Add your own model architecture#

While physicsml ships with a large catalogue of available model-architectures, you can also add you own state-of-the-art architecture and make it more widely available to all users of the package. In this guide, we will provide an overview of how to do this.

There are three main components to adding a new model: The model config, molflux model API handler, and torch module code.

The model config#

The most basic part of adding a new model is defining the model config. The general model config looks like this:

from typing import Dict, Literal, Optional

from pydantic.v1.dataclasses import dataclass

from physicsml.lightning.config import ConfigDict, PhysicsMLModelConfig


@dataclass(config=ConfigDict)
class MyModelConfig(PhysicsMLModelConfig):
    # all model kwargs
    ...

The config is a pydantic dataclass which takes care of validating the inputs. It also inherits the PhysicsMLModelConfig which provides the shared kwargs (such as the datamodule config and the optimizer config). In here, you can specify whatever your model requires for training and inference. A good simple example to follow is the EGNN model config.

The molflux model#

The next part is the molflux model wrapper. This is responsible for handling all the training, inferencing, loading, and saving functionality. If your model is a generic GNN, then this a simple wrapper class

from typing import Any, Type

from molflux.modelzoo.info import ModelInfo

from physicsml.lightning.model import PhysicsMLModelBase
from physicsml.models.my_model.supervised.default_configs import MyModelConfig

from physicsml.models.my_model.supervised.my_model_module import MyModelModule


class MyModel(PhysicsMLModelBase[MyModelConfig]):
    def _info(self) -> ModelInfo:
        return ModelInfo(
            model_description="my model description",
            config_description="config description",
        )

    @property
    def _config_builder(self) -> Type[EGNNModelConfig]:
        return MyModelConfig

    def _instantiate_module(self) -> Any:
        return MyModelModule(
            model_config=self.model_config,
        )

The class inherits the PhysicsMLModelBase[MyModelConfig] class. The config in the square brackets is an inherited generic for typing purposes.

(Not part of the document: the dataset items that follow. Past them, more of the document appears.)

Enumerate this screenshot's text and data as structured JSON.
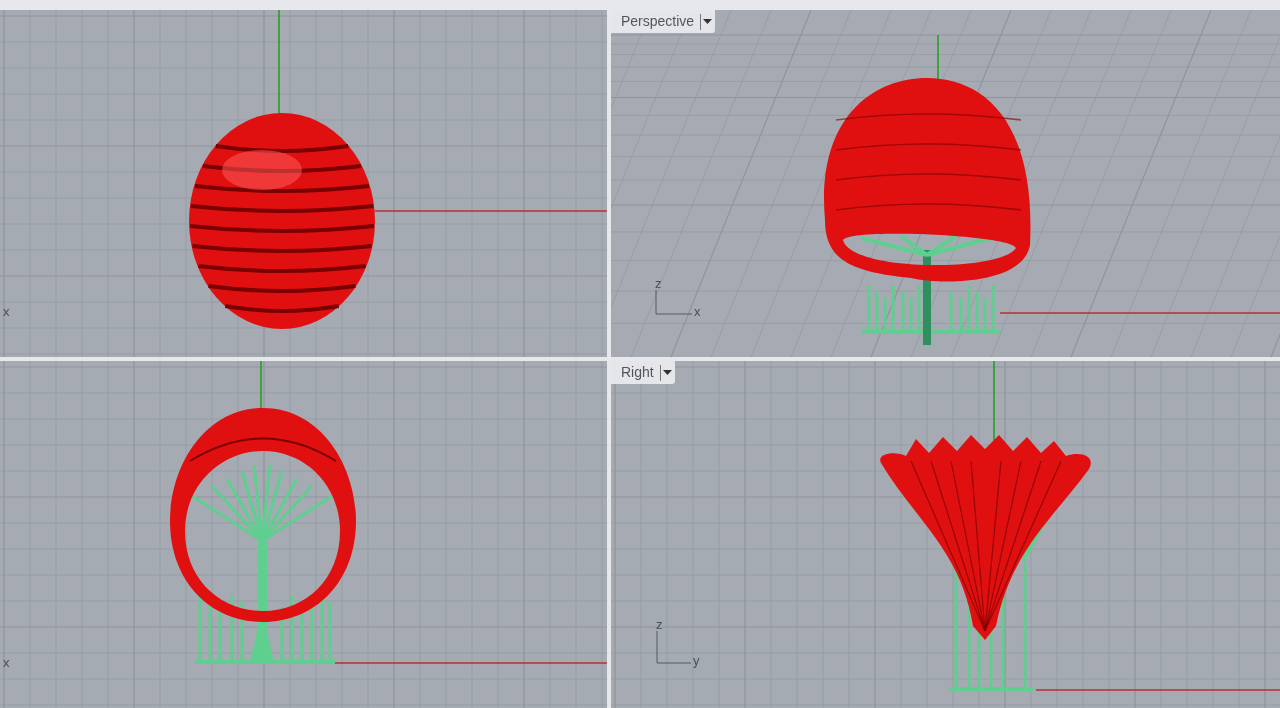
{
  "viewports": [
    {
      "kind": "top",
      "axes": [
        "x"
      ]
    },
    {
      "kind": "perspective",
      "label": "Perspective",
      "axes": [
        "z",
        "x"
      ]
    },
    {
      "kind": "front",
      "axes": [
        "x"
      ]
    },
    {
      "kind": "right",
      "label": "Right",
      "axes": [
        "z",
        "y"
      ]
    }
  ]
}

You need to specify the ModelInfo (which has a description of the model and the config), the _config_builder which returns the config class (for instantiation internally), and the _instantiate_module which returns an initialised lightning module (more on that below). For a simple example of this, check out the EGNN model.

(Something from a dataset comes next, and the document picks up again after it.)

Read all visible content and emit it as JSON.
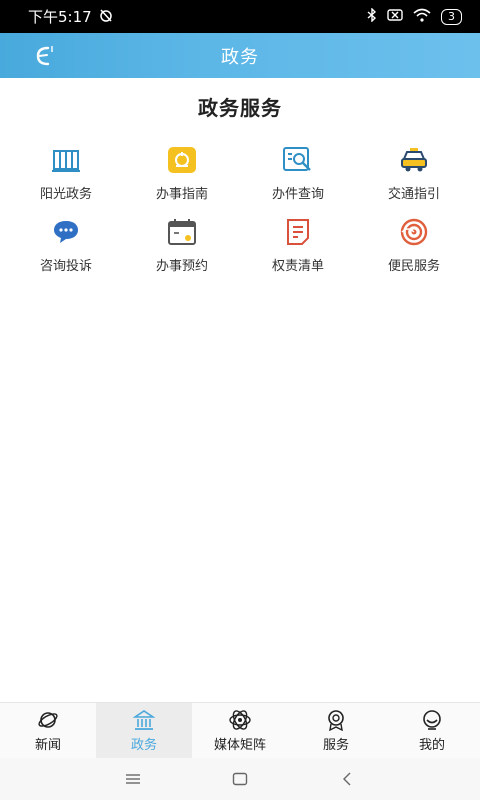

If your model requires a specialised dataset and dataloader, then you can override the _datamodule_builder which returns specific datamodule class for your model. For an example of this, see the ANI model.

Note

Uncertainty models need to inherit the PhysicsMLUncertaintyModelBase from physicsml.lightning.model_uncertainty. This class handles the additional API functionality for uncertainty models. For an example, see the MeanVarEGNNModel.

Make your model discoverable#

To make your model discoverable in physicsml and molflux, you need to register it as a plugin. You can do that in the pyproject.toml file of your repo and under [project.entry-points.'molflux.modelzoo.plugins.physicsml'], add a plugin to your model class as follows

[project.entry-points.'molflux.modelzoo.plugins.physicsml']
name_of_model = 'path.to.module.file:YourModelName'

Note

You can also do this in the setup.cfg file of your repo and under [options.entry_points]. Add a plugin to your model class as follows

[options.entry_points]
molflux.modelzoo.plugins.physicsml =
   name_of_model = path.to.module.file:YourModelName

This entry point allows molflux.modelzoo to hook into your model and automatically register it in the catalogue.

The lightning module#

The lightning module is where the core part of the model code lives. The general class looks like

from typing import Any, Dict, Optional

import torch

from physicsml.lightning.module import PhysicsMLModuleBase
from physicsml.models.my_model.supervised.default_configs import MyModelConfig


class MyModelModule(PhysicsMLModuleBase):
    model_config: MyModelConfig

    def __init__(
        self,
        model_config: EGNNModelConfig,
        **kwargs: Any,
    ) -> None:
        super().__init__(model_config=model_config)

        # configure your module code here

    def forward(
        self,
        data: Dict[str, torch.Tensor],
    ) -> Dict[str, torch.Tensor]:

        # model operations on the data

        return output

    def compute_loss(self, input: Any, target: Any) -> torch.Tensor:
        # compute a loss
        return loss

If you model is a generic GNN, then all you have to do is to specify you module code (pure torch code), the forward pass, and the compute_loss method. The forward pass must return a dictionary which includes all the expected outputs of the model (such as y_graph_scalars, y_node_vector, etc…). The compute_loss method must take in the input data batch and the output of the model and return a loss. For an example of this, see the EGNN Module. Notice that all the lightning boiler plate is handled by the inherited PhysicsMLModuleBase.

If your model requires specialised training steps (or if you’d like more control over those), then you can directly override them as in the ANI Module.